Prénom Nom A ..., le ...
Adresse de l'expéditeur


Monsieur (Madame) le Maire
... (adresse de la mairie)

Copie au Demandeur du Permis

Lettre recommandée avec avis de réception

Objet : Contestation d'un permis de construire (recours gracieux).

permis de construire délivré à ... (prénom + NOM ou dénomination de la société bénéficiaire du permis de construire)

... (adresse du terrain, de la maison ou de l'immeuble).

 


Monsieur (Madame) le Maire,


Je vous adresse ce recours gracieux concernant le permis référencé ci-dessus.

En effet, ... (préciser les motifs sur lesquels repose la demande de retrait du permis de construire).

Si mon recours gracieux devait être rejeté, l'affaire serait portée devant le Tribunal administratif.

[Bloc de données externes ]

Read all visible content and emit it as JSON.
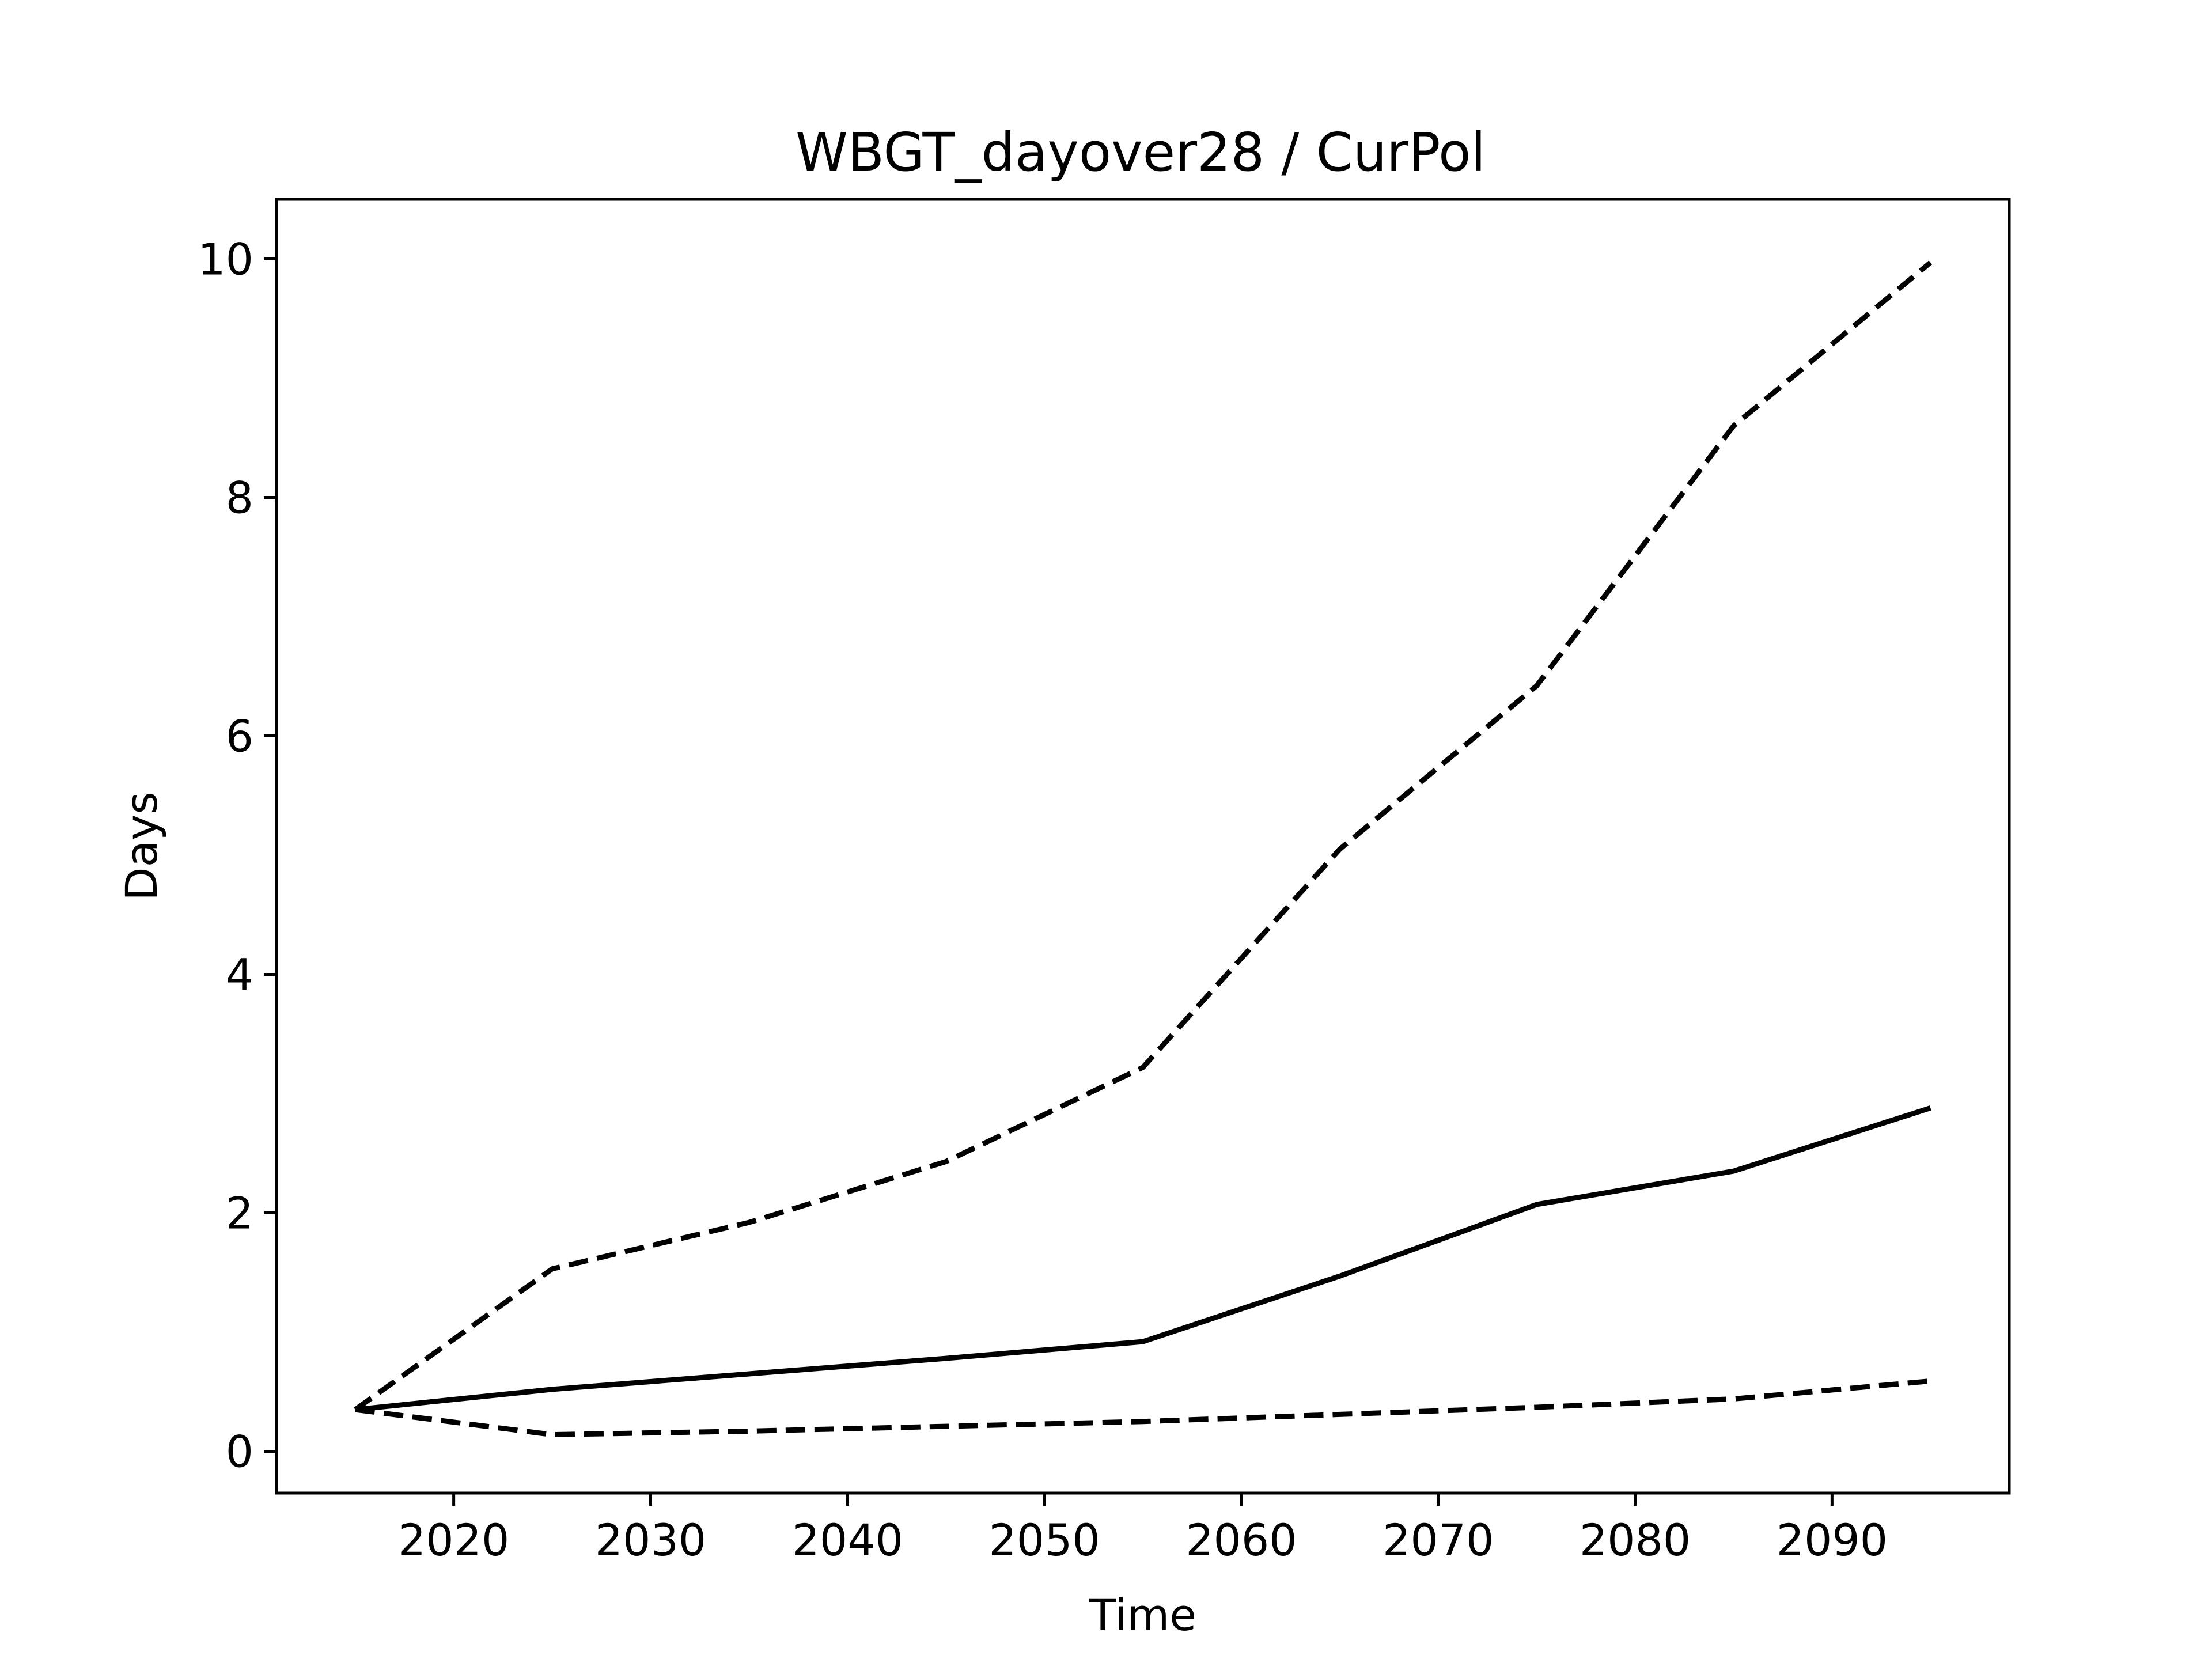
{
  "chart_data": {
    "type": "line",
    "title": "WBGT_dayover28 / CurPol",
    "xlabel": "Time",
    "ylabel": "Days",
    "xlim": [
      2011,
      2099
    ],
    "ylim": [
      -0.35,
      10.5
    ],
    "xticks": [
      2020,
      2030,
      2040,
      2050,
      2060,
      2070,
      2080,
      2090
    ],
    "yticks": [
      0,
      2,
      4,
      6,
      8,
      10
    ],
    "grid": false,
    "legend": "none",
    "x": [
      2015,
      2025,
      2035,
      2045,
      2055,
      2065,
      2075,
      2085,
      2095
    ],
    "series": [
      {
        "style": "solid",
        "color": "#000000",
        "values": [
          0.35,
          0.52,
          0.65,
          0.78,
          0.92,
          1.47,
          2.07,
          2.35,
          2.88
        ]
      },
      {
        "style": "dashed",
        "color": "#000000",
        "values": [
          0.35,
          1.53,
          1.92,
          2.43,
          3.22,
          5.05,
          6.42,
          8.6,
          9.97
        ]
      },
      {
        "style": "dashed",
        "color": "#000000",
        "values": [
          0.35,
          0.14,
          0.17,
          0.21,
          0.25,
          0.31,
          0.37,
          0.44,
          0.59
        ]
      }
    ]
  }
}
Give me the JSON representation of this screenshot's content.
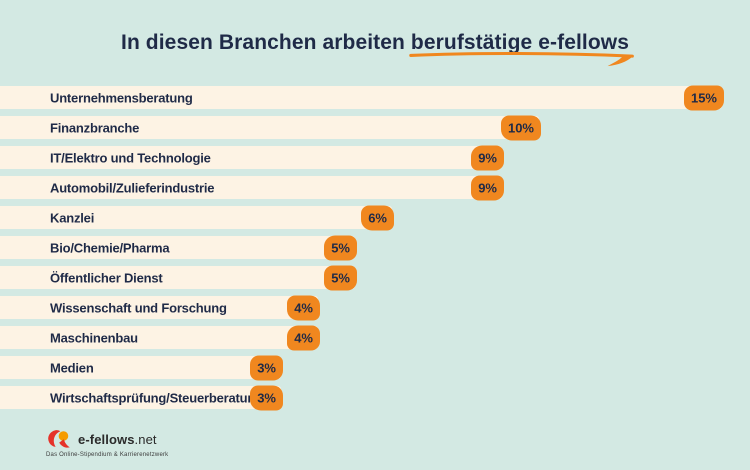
{
  "title": {
    "text": "In diesen Branchen arbeiten berufstätige e-fellows",
    "prefix": "In diesen Branchen arbeiten ",
    "highlight": "berufstätige e-fellows"
  },
  "chart_data": {
    "type": "bar",
    "orientation": "horizontal",
    "title": "In diesen Branchen arbeiten berufstätige e-fellows",
    "unit": "%",
    "categories": [
      "Unternehmensberatung",
      "Finanzbranche",
      "IT/Elektro und Technologie",
      "Automobil/Zulieferindustrie",
      "Kanzlei",
      "Bio/Chemie/Pharma",
      "Öffentlicher Dienst",
      "Wissenschaft und Forschung",
      "Maschinenbau",
      "Medien",
      "Wirtschaftsprüfung/Steuerberatung"
    ],
    "values": [
      15,
      10,
      9,
      9,
      6,
      5,
      5,
      4,
      4,
      3,
      3
    ],
    "value_labels": [
      "15%",
      "10%",
      "9%",
      "9%",
      "6%",
      "5%",
      "5%",
      "4%",
      "4%",
      "3%",
      "3%"
    ],
    "xlim": [
      0,
      16
    ],
    "grid": false,
    "legend": false
  },
  "footer": {
    "logo_name": "e-fellows",
    "logo_suffix": ".net",
    "tagline": "Das Online-Stipendium & Karrierenetzwerk"
  },
  "colors": {
    "background": "#d3e9e3",
    "bar": "#fdf3e4",
    "accent": "#f0871f",
    "ink": "#1f2a47",
    "logo-red": "#e5332a",
    "logo-orange": "#f59c00",
    "logo-text": "#2b2b2b"
  }
}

Veuillez agréer, Monsieur (Madame) le Maire, l'assurance de ma considération distinguée.


Signature



Conseils sur l'utilisation du document

Un permis de construire peut être contesté dans un délai maximal de 2 mois qui suit le dernier jour des deux affichages du permis en mairie et sur le terrain. Pour que ce délai soit valablement compté, il faut que l’affichage soit conforme à la réglementation. S’il est incomplet, erroné, interrompu (panneau arraché) ou illisible (altéré par la pluie), le délai de 2 mois ne court pas. C’est au titulaire du permis de prouver que les règles d’affichage ont été respectées. 3 types de recours peuvent être envisagés : gracieux (traité par la présente lettre), hiérarchique (cf. modèle « Contestation d’un permis de construire - recours hiérarchique ou administratif en préfecture - ») ou contentieux (devant le Tribunal administratif). Ces recours ne sont pas exclusifs les uns des autres et peuvent être exercés tour à tour. Ils offrent ainsi l’avantage de gagner du temps en interrompant la prescription pour constituer un dossier ou créer une association de riverains. Il est préférable (preuve des délais) de notifier le recours gracieux par lettre recommandée avec avis de réception au signataire du permis (maire en général). L’administration dispose alors de 4 mois pour répondre. Le silence gardé vaut rejet. Le tribunal administratif doit alors être saisi.